Failures Always Play the Blame Game: The Case of President Hakainde Hichilema- Thandiwe Ketis Ngoma
By Thandiwe Ketis Ngoma
Leadership demands accountability, vision, and decisive action. However, when a leader constantly shifts blame for failures while stealing credit for successes they had no role in achieving, it exposes a deeper flaw: an inability to lead. President Hakainde Hichilema has mastered the art of political evasion, endlessly blaming others for his administration’s incompetence while fraudulently parading the accomplishments of his predecessors as his own.
The Endless Blame Game
Since taking office, Hichilema has turned the Patriotic Front (PF) into his personal scapegoat for every crisis plaguing Zambia. Whether it is the astronomical fuel prices, unbearable mealie meal costs, excessive load shedding, the crushing burden of doing business, reckless printing of new banknotes, or disastrous constitutional amendments, his answer is always the same: blame the PF. Instead of focusing on solutions, he clings to excuses, hoping Zambians will not notice his failure to deliver real progress.

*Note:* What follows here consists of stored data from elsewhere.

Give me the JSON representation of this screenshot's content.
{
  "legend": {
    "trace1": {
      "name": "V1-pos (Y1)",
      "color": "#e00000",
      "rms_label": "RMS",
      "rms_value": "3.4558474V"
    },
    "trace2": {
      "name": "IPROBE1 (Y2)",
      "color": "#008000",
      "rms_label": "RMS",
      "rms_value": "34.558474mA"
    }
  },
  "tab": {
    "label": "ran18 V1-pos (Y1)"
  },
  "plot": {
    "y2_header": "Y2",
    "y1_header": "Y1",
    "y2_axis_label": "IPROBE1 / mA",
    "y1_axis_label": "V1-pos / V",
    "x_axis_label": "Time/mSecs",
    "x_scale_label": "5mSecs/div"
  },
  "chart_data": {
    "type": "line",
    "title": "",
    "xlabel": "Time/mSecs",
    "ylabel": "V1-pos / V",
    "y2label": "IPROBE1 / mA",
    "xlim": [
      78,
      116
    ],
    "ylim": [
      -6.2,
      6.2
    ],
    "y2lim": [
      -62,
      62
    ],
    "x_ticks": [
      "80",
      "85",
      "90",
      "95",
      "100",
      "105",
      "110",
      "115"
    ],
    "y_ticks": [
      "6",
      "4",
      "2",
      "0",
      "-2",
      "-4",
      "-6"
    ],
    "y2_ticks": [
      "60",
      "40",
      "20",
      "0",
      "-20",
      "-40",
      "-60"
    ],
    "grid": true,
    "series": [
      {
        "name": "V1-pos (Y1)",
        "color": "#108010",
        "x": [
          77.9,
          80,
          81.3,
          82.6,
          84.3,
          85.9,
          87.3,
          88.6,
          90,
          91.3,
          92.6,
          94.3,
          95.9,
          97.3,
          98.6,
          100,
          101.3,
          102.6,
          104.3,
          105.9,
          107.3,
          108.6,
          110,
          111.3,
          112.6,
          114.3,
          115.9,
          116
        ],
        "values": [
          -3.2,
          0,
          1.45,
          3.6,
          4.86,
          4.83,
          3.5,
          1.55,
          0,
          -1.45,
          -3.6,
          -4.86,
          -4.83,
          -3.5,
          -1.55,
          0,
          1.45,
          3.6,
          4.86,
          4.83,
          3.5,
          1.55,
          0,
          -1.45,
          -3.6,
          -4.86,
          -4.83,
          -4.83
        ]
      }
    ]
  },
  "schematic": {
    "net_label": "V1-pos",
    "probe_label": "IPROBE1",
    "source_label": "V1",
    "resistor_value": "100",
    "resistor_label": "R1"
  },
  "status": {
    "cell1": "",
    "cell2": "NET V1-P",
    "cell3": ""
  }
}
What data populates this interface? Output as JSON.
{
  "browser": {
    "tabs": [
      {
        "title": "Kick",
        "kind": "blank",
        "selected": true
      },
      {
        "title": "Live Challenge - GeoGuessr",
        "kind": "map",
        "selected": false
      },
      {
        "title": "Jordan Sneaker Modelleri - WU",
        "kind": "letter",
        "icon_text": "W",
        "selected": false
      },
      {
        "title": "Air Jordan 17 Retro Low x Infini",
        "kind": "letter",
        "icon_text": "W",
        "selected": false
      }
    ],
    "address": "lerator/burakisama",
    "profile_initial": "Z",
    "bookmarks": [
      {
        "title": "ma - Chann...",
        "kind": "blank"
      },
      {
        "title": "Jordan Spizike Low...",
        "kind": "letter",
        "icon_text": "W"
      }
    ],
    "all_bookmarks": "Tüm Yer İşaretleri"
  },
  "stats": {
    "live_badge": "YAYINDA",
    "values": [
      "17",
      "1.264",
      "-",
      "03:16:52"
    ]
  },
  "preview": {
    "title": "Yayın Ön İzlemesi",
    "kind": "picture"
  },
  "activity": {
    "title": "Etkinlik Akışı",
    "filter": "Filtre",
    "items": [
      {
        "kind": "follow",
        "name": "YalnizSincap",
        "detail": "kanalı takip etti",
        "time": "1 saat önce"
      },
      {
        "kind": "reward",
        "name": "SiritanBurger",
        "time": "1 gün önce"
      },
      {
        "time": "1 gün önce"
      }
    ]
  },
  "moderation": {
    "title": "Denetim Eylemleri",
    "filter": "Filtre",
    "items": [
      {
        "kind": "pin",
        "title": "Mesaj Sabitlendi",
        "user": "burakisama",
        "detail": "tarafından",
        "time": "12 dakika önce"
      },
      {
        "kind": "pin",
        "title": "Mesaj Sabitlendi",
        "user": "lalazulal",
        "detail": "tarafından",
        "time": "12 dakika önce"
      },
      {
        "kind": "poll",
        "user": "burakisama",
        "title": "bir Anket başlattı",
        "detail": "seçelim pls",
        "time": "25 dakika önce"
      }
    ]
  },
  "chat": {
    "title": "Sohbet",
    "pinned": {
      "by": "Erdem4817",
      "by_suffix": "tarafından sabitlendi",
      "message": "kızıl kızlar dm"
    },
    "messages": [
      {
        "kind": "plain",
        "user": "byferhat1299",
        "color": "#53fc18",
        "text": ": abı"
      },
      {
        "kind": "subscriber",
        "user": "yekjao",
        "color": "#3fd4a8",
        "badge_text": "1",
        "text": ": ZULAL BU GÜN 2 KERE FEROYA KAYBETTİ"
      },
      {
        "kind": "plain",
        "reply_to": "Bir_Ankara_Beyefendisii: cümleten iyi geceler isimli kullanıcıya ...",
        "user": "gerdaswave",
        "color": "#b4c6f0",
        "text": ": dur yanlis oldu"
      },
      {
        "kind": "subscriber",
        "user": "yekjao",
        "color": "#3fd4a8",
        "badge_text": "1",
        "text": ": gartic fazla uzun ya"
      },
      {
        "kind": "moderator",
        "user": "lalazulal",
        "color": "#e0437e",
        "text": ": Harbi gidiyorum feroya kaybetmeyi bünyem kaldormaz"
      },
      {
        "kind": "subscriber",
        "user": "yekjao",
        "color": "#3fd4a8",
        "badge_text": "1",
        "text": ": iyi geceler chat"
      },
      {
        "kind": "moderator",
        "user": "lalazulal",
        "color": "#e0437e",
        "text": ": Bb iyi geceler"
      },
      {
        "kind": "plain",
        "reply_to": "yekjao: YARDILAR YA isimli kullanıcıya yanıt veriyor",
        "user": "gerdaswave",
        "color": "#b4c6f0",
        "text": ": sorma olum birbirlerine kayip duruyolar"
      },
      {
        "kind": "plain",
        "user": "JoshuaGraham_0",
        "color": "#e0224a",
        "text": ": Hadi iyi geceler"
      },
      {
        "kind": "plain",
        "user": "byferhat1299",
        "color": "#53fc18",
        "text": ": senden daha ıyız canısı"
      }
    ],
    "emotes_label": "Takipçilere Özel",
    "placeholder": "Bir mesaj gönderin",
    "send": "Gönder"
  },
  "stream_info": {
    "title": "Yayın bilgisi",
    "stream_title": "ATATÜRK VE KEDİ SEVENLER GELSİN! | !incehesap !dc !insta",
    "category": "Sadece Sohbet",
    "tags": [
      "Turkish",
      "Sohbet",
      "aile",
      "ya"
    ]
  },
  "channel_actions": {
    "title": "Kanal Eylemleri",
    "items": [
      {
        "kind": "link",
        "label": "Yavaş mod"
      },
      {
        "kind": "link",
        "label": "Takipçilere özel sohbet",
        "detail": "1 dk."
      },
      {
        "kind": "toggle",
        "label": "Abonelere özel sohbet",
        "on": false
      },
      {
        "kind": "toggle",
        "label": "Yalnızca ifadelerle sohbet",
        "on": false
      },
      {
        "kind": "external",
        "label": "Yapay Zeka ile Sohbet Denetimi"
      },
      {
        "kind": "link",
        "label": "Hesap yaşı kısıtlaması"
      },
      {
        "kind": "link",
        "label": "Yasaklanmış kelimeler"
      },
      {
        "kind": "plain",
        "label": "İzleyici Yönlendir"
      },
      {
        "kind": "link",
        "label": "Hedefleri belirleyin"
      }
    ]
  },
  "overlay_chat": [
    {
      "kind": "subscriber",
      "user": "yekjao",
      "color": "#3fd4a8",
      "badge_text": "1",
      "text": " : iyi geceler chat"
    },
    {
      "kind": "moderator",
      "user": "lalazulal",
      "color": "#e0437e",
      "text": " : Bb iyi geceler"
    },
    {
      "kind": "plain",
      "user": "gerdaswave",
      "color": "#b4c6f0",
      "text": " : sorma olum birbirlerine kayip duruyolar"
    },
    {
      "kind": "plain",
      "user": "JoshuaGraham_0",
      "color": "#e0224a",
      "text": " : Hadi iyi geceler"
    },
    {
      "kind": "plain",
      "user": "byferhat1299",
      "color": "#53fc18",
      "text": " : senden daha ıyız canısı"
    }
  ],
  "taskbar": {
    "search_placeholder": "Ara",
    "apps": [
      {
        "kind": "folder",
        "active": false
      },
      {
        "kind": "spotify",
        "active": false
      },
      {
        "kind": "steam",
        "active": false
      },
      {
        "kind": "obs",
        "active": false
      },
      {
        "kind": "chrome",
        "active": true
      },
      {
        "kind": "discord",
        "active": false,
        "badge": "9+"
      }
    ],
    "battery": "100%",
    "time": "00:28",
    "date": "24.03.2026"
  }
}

His hypocrisy is glaring. He condemns the PF when it suits him but shamelessly claims credit for their successes. A prime example is the Kazungula Bridge, a landmark infrastructure project fully conceived and executed under the PF government. Despite playing no role in its planning or construction, Hichilema boasts about it as if it were his own achievement. This blatant deception reveals a leader more interested in manipulating public perception than actually governing. It is not leadership; it is political fraud.
Turning on His Own Cabinet
As public frustration grows and his blame game strategy weakens, Hichilema has found new scapegoats: his own ministers. In a shocking display of political desperation, he recently accused them of attending cabinet meetings drunk. This reckless statement raises two critical concerns. First, it confirms his government’s internal dysfunction. Second, it exposes his cowardice in taking responsibility for his administration’s failures.

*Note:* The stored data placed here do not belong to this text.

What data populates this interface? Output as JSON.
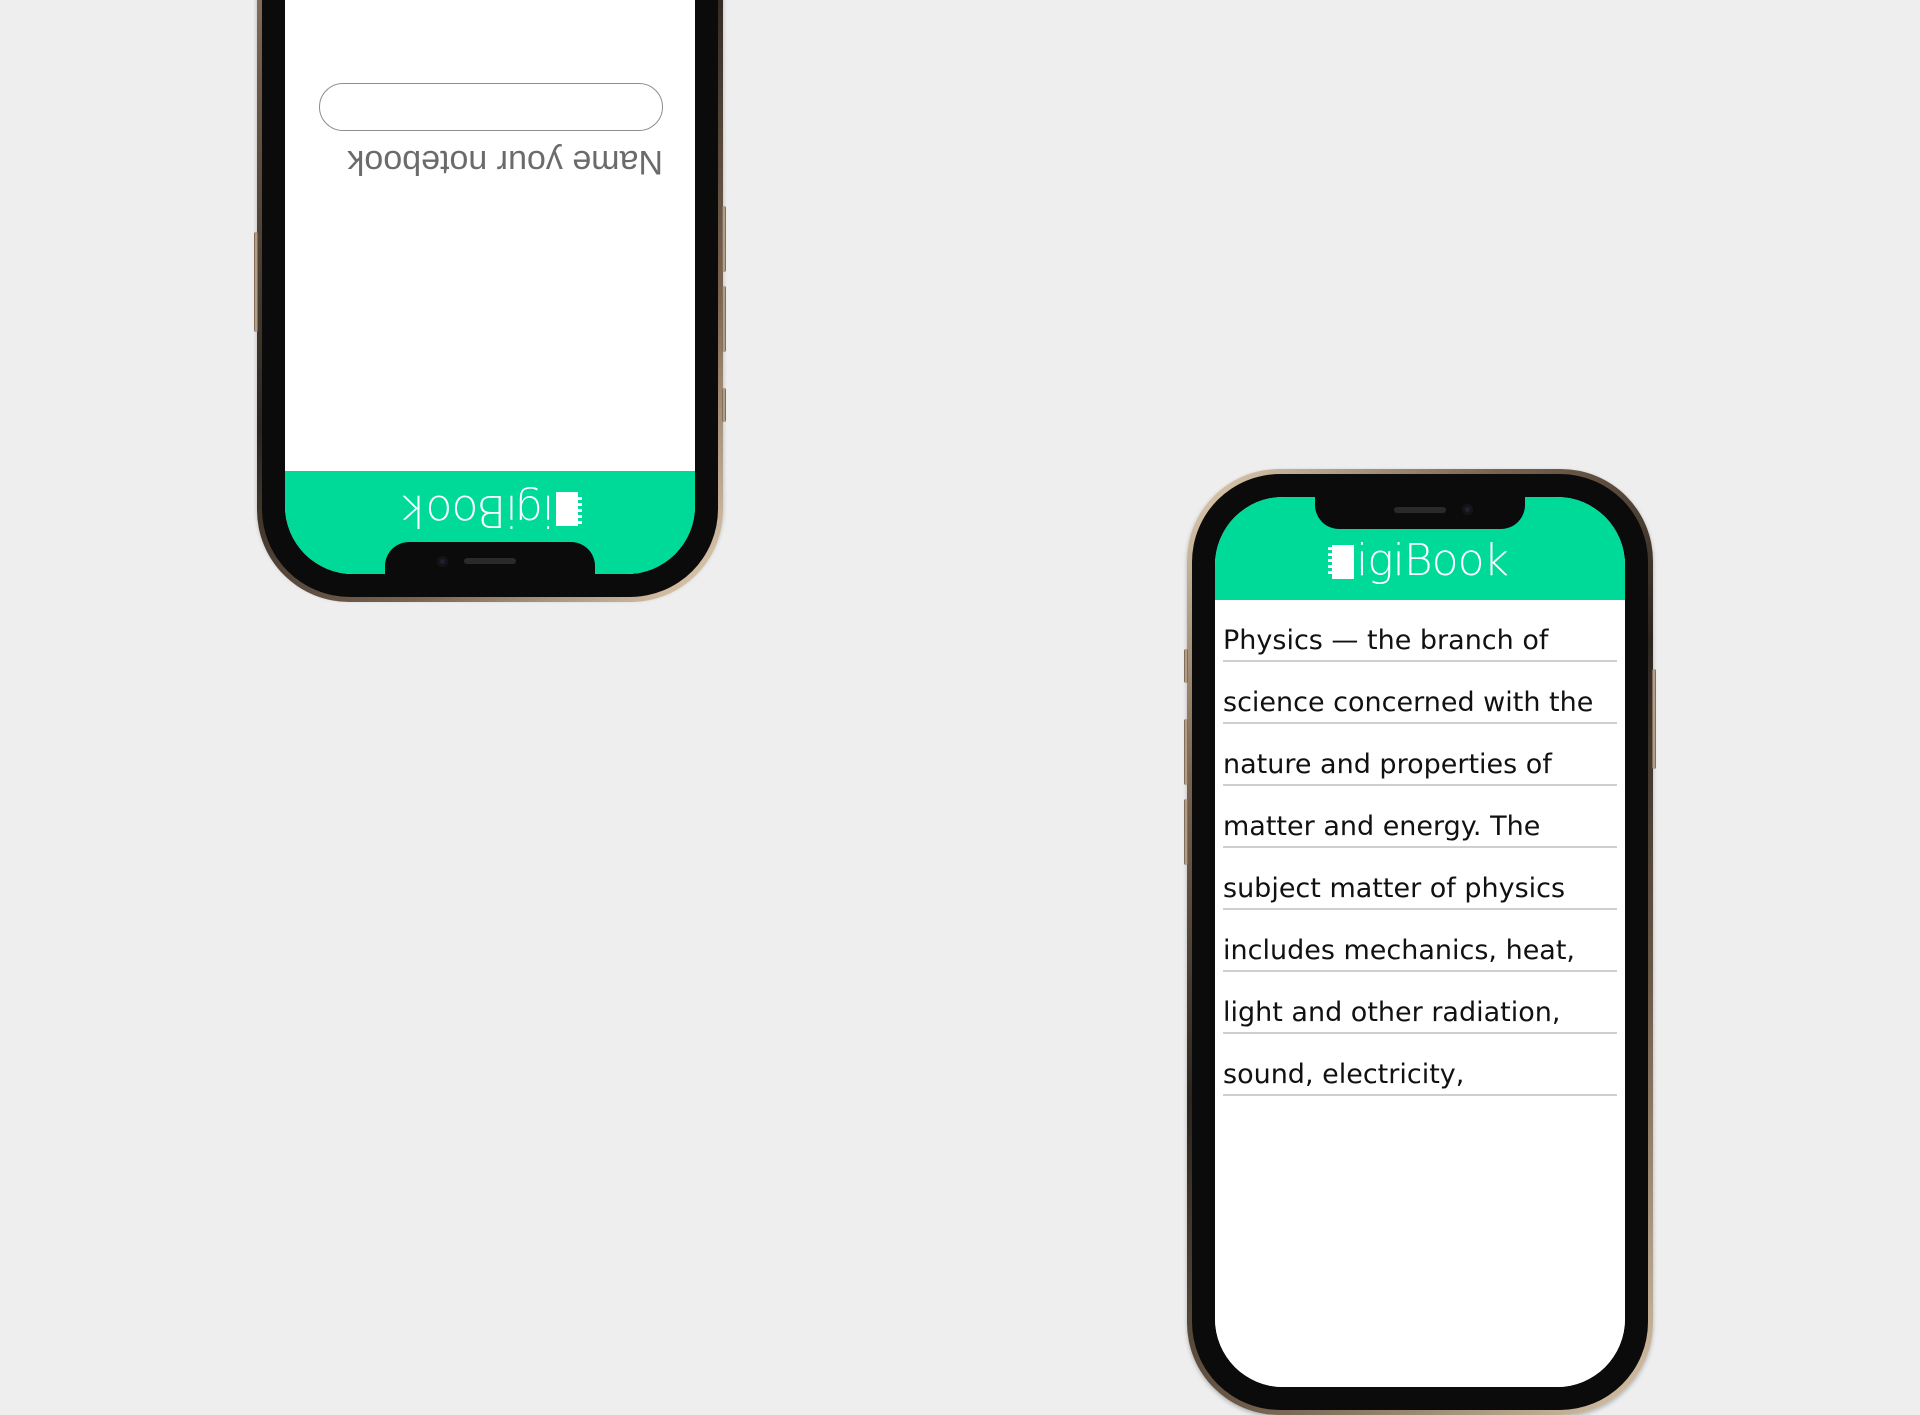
{
  "brand": {
    "name_text": "igiBook",
    "accent_color": "#00da99",
    "background_color": "#eeeeee"
  },
  "setup_screen": {
    "label": "Name your notebook",
    "input_value": "",
    "orientation": "upside-down"
  },
  "notebook_screen": {
    "lines": [
      "Physics — the branch of",
      "science concerned with the",
      "nature and properties of",
      "matter and energy. The",
      "subject matter of physics",
      "includes mechanics, heat,",
      "light and other radiation,",
      "sound, electricity,"
    ]
  },
  "icons": {
    "logo": "notebook-spiral-icon"
  }
}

When he assumed office, he took an unusually long time selecting his cabinet, boasting that he was doing it “methodically.” His exact words were, “You will see the kind of cabinet that I’m going to put in place. Very meticulous.” Yet today, he publicly humiliates the very people he handpicked. This either means he has no ability to judge competent leaders or that he is, once again, inventing excuses to mask his own shortcomings. If his ministers are failing, the ultimate responsibility lies with him. So, what changed? The answer is simple. Hichilema has run out of excuses, and now he is attacking his own allies to distract from his own incompetence.
The Hallmarks of a Failed Leader
Weak leaders blame others. Strong leaders take responsibility. Hichilema has built his presidency on deflection, finger-pointing, and deceit. Whether blaming the PF, his own ministers, or external factors, his failure to own up to his responsibilities cements his legacy as an unfit and incapable leader.
Zambians did not elect a complainer; they elected a problem solver. They expected economic relief, job creation, and real governance, not endless excuses. Instead, they have received nothing but increased suffering, rising debt, and an administration obsessed with excuses rather than solutions. If Hichilema continues his cowardly approach, he will face the full rejection of the very people who once believed in him.
Conclusion
Hakainde Hichilema’s presidency is defined by deception, incompetence, and blame-shifting. From blaming the PF for every economic disaster to throwing his own ministers under the bus, he has shown a complete inability to govern with integrity. A true leader owns up to challenges and finds solutions; a weak leader plays the blame game and evades responsibility.
Zambia deserves better. The nation does not need a president who hides behind lies; it needs a leader who delivers real results. If Hichilema continues on this path, history will not remember him as a reformer but as a weak and failed leader who talked big, blamed everyone, and accomplished nothing.